Насколько я понял, привилегии в договоре были только на стороне гномов — они в свою очередь активно могли посещать города и торговать с ними по бешеным ценам, да ещё накладывать вето на разработку каких-то шахт. А уж о том, что сами гномы покупали всё по низким ценам, да и вообще часто просто щедро одаривались, знал каждый.
Чего только стоила империи прокладка тоннеля недалеко от Чусового, вспомнили некоторые дружинники. Железную дорогу гномы почему-то совсем не переваривали, и напрямую до Качканара провести её пока не позволяли.
Может, гномов так не любили и опасались не только из-за их могучей силы, но ещё и из-за привилегий?

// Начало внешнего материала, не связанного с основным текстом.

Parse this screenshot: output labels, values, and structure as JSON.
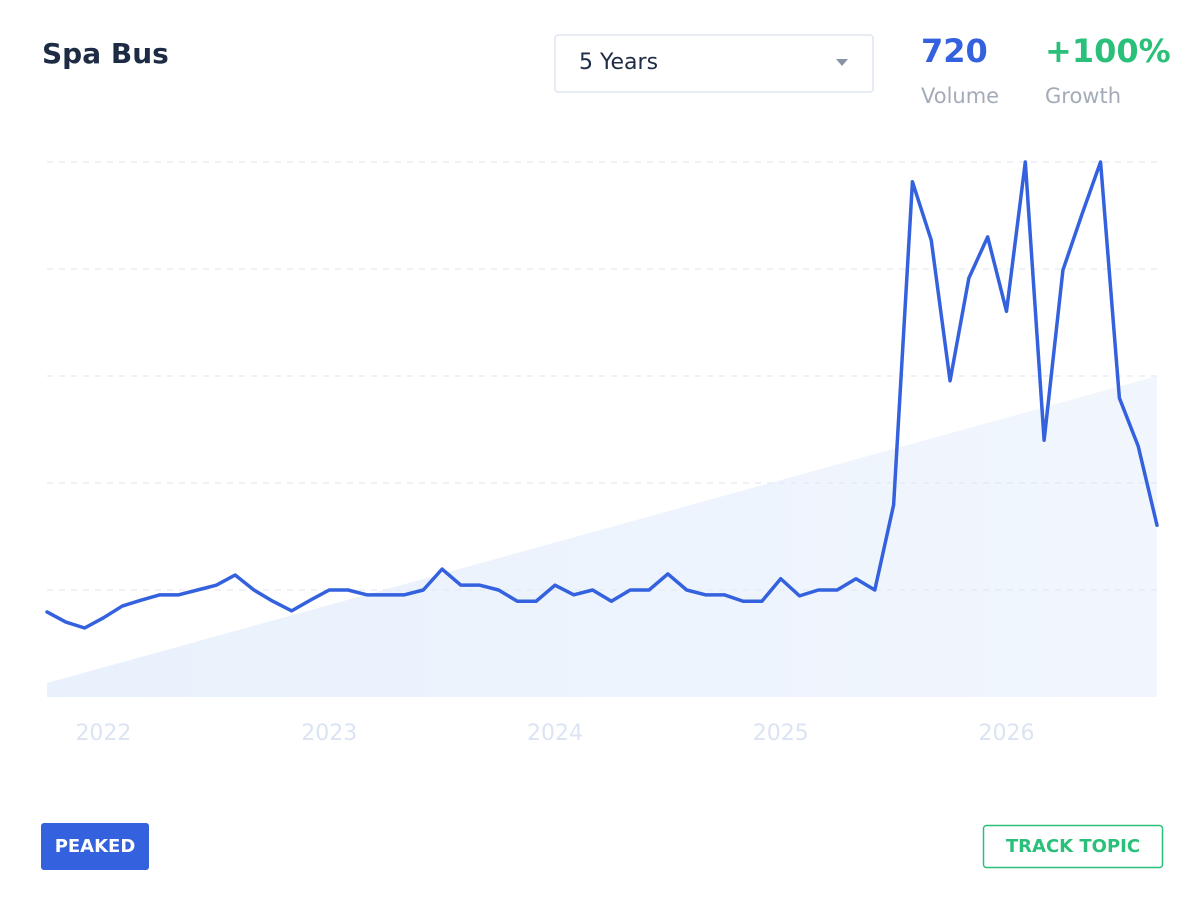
{
  "header": {
    "title": "Spa Bus",
    "timeframe": "5 Years",
    "stats": [
      {
        "value": "720",
        "label": "Volume"
      },
      {
        "value": "+100%",
        "label": "Growth"
      }
    ]
  },
  "chart_data": {
    "type": "line",
    "categories": [
      null,
      null,
      null,
      "2022",
      null,
      null,
      null,
      null,
      null,
      null,
      null,
      null,
      null,
      null,
      null,
      "2023",
      null,
      null,
      null,
      null,
      null,
      null,
      null,
      null,
      null,
      null,
      null,
      "2024",
      null,
      null,
      null,
      null,
      null,
      null,
      null,
      null,
      null,
      null,
      null,
      "2025",
      null,
      null,
      null,
      null,
      null,
      null,
      null,
      null,
      null,
      null,
      null,
      "2026",
      null,
      null,
      null,
      null,
      null,
      null,
      null,
      null
    ],
    "series": [
      {
        "color": "#3461dd",
        "values": [
          15.9,
          14.0,
          12.9,
          14.8,
          17.0,
          18.1,
          19.1,
          19.1,
          20.0,
          20.9,
          22.8,
          20.0,
          17.9,
          16.1,
          18.1,
          20.0,
          20.0,
          19.1,
          19.1,
          19.1,
          20.0,
          23.9,
          20.9,
          20.9,
          20.0,
          17.9,
          17.9,
          20.9,
          19.1,
          20.0,
          17.9,
          20.0,
          20.0,
          23.0,
          20.0,
          19.1,
          19.1,
          17.9,
          17.9,
          22.1,
          18.9,
          20.0,
          20.0,
          22.1,
          20.0,
          35.9,
          96.3,
          85.4,
          59.1,
          78.3,
          86.0,
          72.1,
          100,
          48.0,
          79.8,
          90.1,
          100,
          55.9,
          46.9,
          32.1
        ]
      }
    ],
    "ylim": [
      0,
      100
    ],
    "yticks": [
      20,
      40,
      60,
      80,
      100
    ],
    "grid": true
  },
  "footer": {
    "status": "PEAKED",
    "action": "TRACK TOPIC"
  }
}
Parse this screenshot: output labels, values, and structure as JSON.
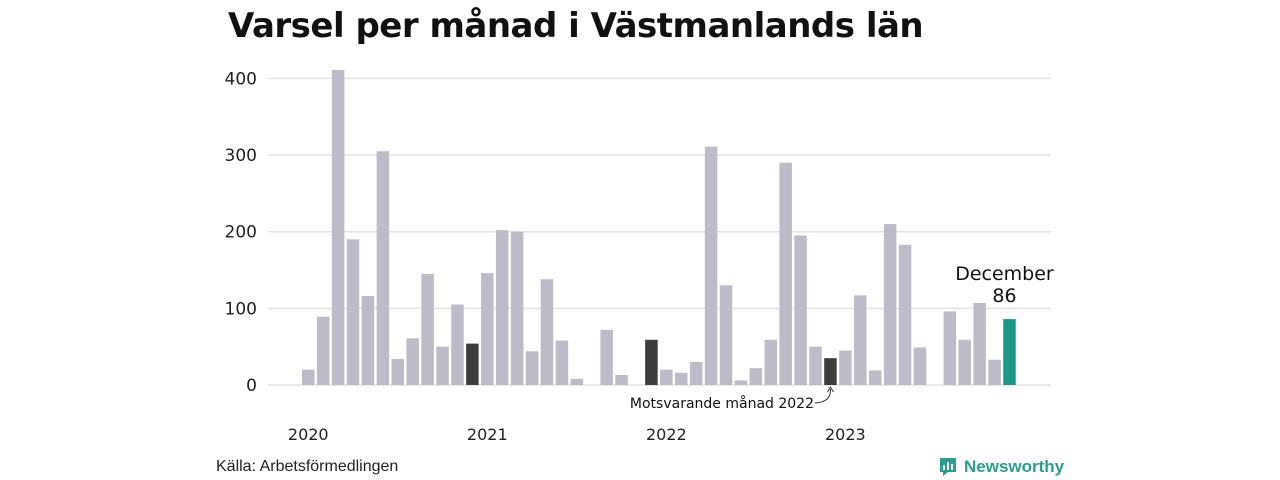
{
  "title": "Varsel per månad i Västmanlands län",
  "source": "Källa: Arbetsförmedlingen",
  "brand": {
    "name": "Newsworthy",
    "icon": "newsworthy-logo-icon"
  },
  "colors": {
    "bar": "#bdbbc8",
    "highlight": "#3d3d3d",
    "current": "#1a9a86",
    "grid": "#e2e2e2",
    "brand": "#2a9d8f"
  },
  "chart_data": {
    "type": "bar",
    "title": "Varsel per månad i Västmanlands län",
    "xlabel": "",
    "ylabel": "",
    "ylim": [
      0,
      420
    ],
    "yticks": [
      0,
      100,
      200,
      300,
      400
    ],
    "grid": true,
    "year_labels": [
      "2020",
      "2021",
      "2022",
      "2023"
    ],
    "categories": [
      "2020-01",
      "2020-02",
      "2020-03",
      "2020-04",
      "2020-05",
      "2020-06",
      "2020-07",
      "2020-08",
      "2020-09",
      "2020-10",
      "2020-11",
      "2020-12",
      "2021-01",
      "2021-02",
      "2021-03",
      "2021-04",
      "2021-05",
      "2021-06",
      "2021-07",
      "2021-08",
      "2021-09",
      "2021-10",
      "2021-11",
      "2021-12",
      "2022-01",
      "2022-02",
      "2022-03",
      "2022-04",
      "2022-05",
      "2022-06",
      "2022-07",
      "2022-08",
      "2022-09",
      "2022-10",
      "2022-11",
      "2022-12",
      "2023-01",
      "2023-02",
      "2023-03",
      "2023-04",
      "2023-05",
      "2023-06",
      "2023-07",
      "2023-08",
      "2023-09",
      "2023-10",
      "2023-11",
      "2023-12"
    ],
    "values": [
      20,
      89,
      411,
      190,
      116,
      305,
      34,
      61,
      145,
      50,
      105,
      54,
      146,
      202,
      200,
      44,
      138,
      58,
      8,
      0,
      72,
      13,
      0,
      59,
      20,
      16,
      30,
      311,
      130,
      6,
      22,
      59,
      290,
      195,
      50,
      35,
      45,
      117,
      19,
      210,
      183,
      49,
      0,
      96,
      59,
      107,
      33,
      86
    ],
    "highlight_indices": [
      11,
      23,
      35
    ],
    "current_index": 47,
    "annotations": [
      {
        "label": "December",
        "value_label": "86",
        "target": "2023-12"
      },
      {
        "label": "Motsvarande månad 2022",
        "target": "2022-12"
      }
    ]
  }
}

Над положением гномов ещё следовало подумать и поподробнее расспросить кого-нибудь, я остро чуял, что тут какая-то тайна.
Что-то тут не сходилось — император посылает отряды в Сибирь приструнить строптивых огров на васюганских болотах, но при этом терпит строптивых гномов? Чем же они так особенны?
Воевода, кстати, обмолвился — это ещё счастье, что в покушении участвовал орк… Если бы эльф или человек, как бы по городу не начались гонения. Бывало и такое, ведь эльфы и люди в Качканаре в меньшинстве, да и вообще поговаривают, что они с неохотой едут за неприветливый и суровый Урал. Особенно изнеженные эльфы, которые не любят пачкать руки в грязной работе.
Особая эльфийская сила, позволяющая им творить волшбу на расстоянии от тела, лишь подтверждала это народное мнение. Поэтому бить морды другого цвета тут бы начали вмиг…
И это несмотря на то, что сам император Павел Алексеевич был чистокровным эльфом, в основном окружённым великими князьями-орками. На это воевода буркнул что-то вроде: «Умом Россию не понять…»
А вот бить морды гномам, ясное дело, никто бы не побежал. А то Качканар, наверное бы, и дня не простоял… Горный народец в гневе, как говорят легенды, и целые вершины с места на место перемещал. Я даже услышал легенду, как гномы что-то ни не поделили с одним графом в поселении неподалёку и изменили русло реки, перекрыв её холмом.
— А весело у вас здесь, в Качканаре-то, да? — весело подытожил Денис и тут же умолк, поймав угрюмый взгляд Платона Игнатьевича.
Мы шли по незнакомой мне улице, мощёной досками. В двухэтажных деревянных домах приоткрывались ставни, являя нам испуганные и любопытные глаза, и тут же захлопывались, когда Платон Игнатьевич или его воины махали им. Слышались крики с соседних улиц, где-то в закоулках мелькали тени и шелестел испуганный шёпот.
Только, по словам воеводы, народу всё равно было важно видеть на улицах дружину.
— Улыбайтесь и машите, — хмурый, как туча, рявкал Платон Игнатьевич, — Хрен ли вы не лыбитесь, щенки тупорылые⁈
Дружинники, как могли, вытягивали из себя улыбки.
— Что-то не видно, что они рады нас видеть, — буркнул Денис, крутя головой, — Да, Лукьян?
— Много ты понимаешь, круглоухий! Рады, не рады, они не для этого на нас смотрят. А ты, гребешок, уже в дружине, так что завали хлебало и лыбься!
У Дениса сначала исчезла его счастливая улыбка, потом на её место натянулась такая же, как у других дружинников. Правда, он всё равно начал светиться, подталкивая Лукьяна локтем: «Мол, слышал, мы в дружине!»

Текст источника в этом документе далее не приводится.